The prognosis and severity of neonatal lupus is dictated by the presence of cardiac abnormalities.2 6 9 Children with no cardiac involvement during pregnancy and no evidence of heart block at birth are unlikely to develop cardiac disease later.7 9
The present patient has a good prognosis. Nevertheless, some studies showed that cutaneous neonatal lupus might increase the risk, up to 2% according to some series, of having autoimmune and/or rheumatologic diseases later,1 3 5 6 9 11 so she should have a careful follow-up in life.

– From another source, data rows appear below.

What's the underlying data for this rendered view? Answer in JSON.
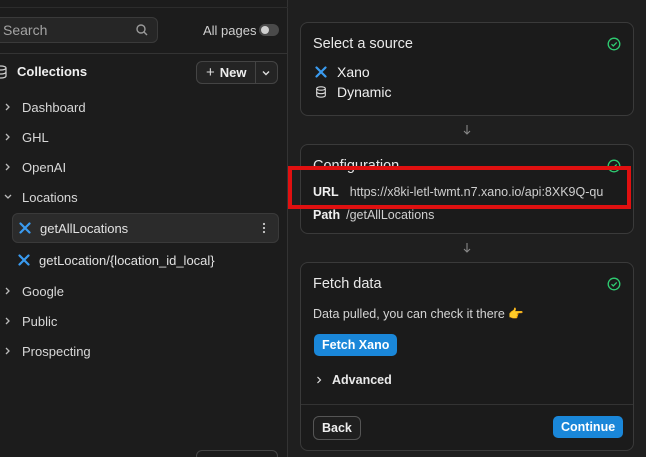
{
  "sidebar": {
    "search": {
      "placeholder": "Search"
    },
    "all_pages_label": "All pages",
    "collections_label": "Collections",
    "new_button_label": "New",
    "items": [
      {
        "label": "Dashboard"
      },
      {
        "label": "GHL"
      },
      {
        "label": "OpenAI"
      },
      {
        "label": "Locations"
      },
      {
        "label": "Google"
      },
      {
        "label": "Public"
      },
      {
        "label": "Prospecting"
      }
    ],
    "location_children": [
      {
        "label": "getAllLocations",
        "active": true
      },
      {
        "label": "getLocation/{location_id_local}",
        "active": false
      }
    ]
  },
  "source_card": {
    "title": "Select a source",
    "options": [
      {
        "label": "Xano",
        "icon": "xano-x-icon"
      },
      {
        "label": "Dynamic",
        "icon": "database-icon"
      }
    ]
  },
  "config_card": {
    "title": "Configuration",
    "url_key": "URL",
    "url_value": "https://x8ki-letl-twmt.n7.xano.io/api:8XK9Q-qu",
    "path_key": "Path",
    "path_value": "/getAllLocations"
  },
  "fetch_card": {
    "title": "Fetch data",
    "description": "Data pulled, you can check it there 👉",
    "fetch_button": "Fetch Xano",
    "advanced_label": "Advanced",
    "back_button": "Back",
    "continue_button": "Continue"
  },
  "colors": {
    "accent": "#1a87d9",
    "success": "#2ecc71",
    "highlight": "#e01010",
    "xano_icon": "#3a9bf0"
  }
}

For future pregnancies, the mother must have a more intense monitoring, with fetal echocardiographic surveillance, especially during the most vulnerable period (18–24 weeks of pregnancy). Cutaneous neonatal lupus grant a twofold to threefold increased risk of having a new baby with neonatal lupus, including an up to 18% risk of having cardiac involvement, which justify prophylaxis during pregnancy.3–5 9 10 As stated before, hydroxychloroquine have shown some results in doing so. Nevertheless, the efficacy of the drug in cutaneous isolated disease is still not established, although some authors suggested that it might have a protective effect.9
Neonatal lupus’ diagnosis continues to be a clinical challenge, especially if there is no previous family history, nor cardiac involvement. The present case should remind us that it is necessary a high level of suspicion, with a multisystemic and multidisciplinary approach, most of the times using complementary evaluations, in order to diagnose and treat precociously, prenatal or postnatal.
Patient’s perspective.
I did not know what those spots on the skin were and they worried me because we had tried many things without success. I am very glad they disappeared and now I can be better watched if I want to have a new baby.
Learning points.
Neonatal lupus is a rare disease, caused by transplacental passage of maternal antibodies.
When there is cardiac involvement, the diagnosis is usually precocious. When there is not, neonatal lupus may be more difficult to diagnose, unless there is some level of suspicion, like a mother’s diagnosis of a rheumatologic disease.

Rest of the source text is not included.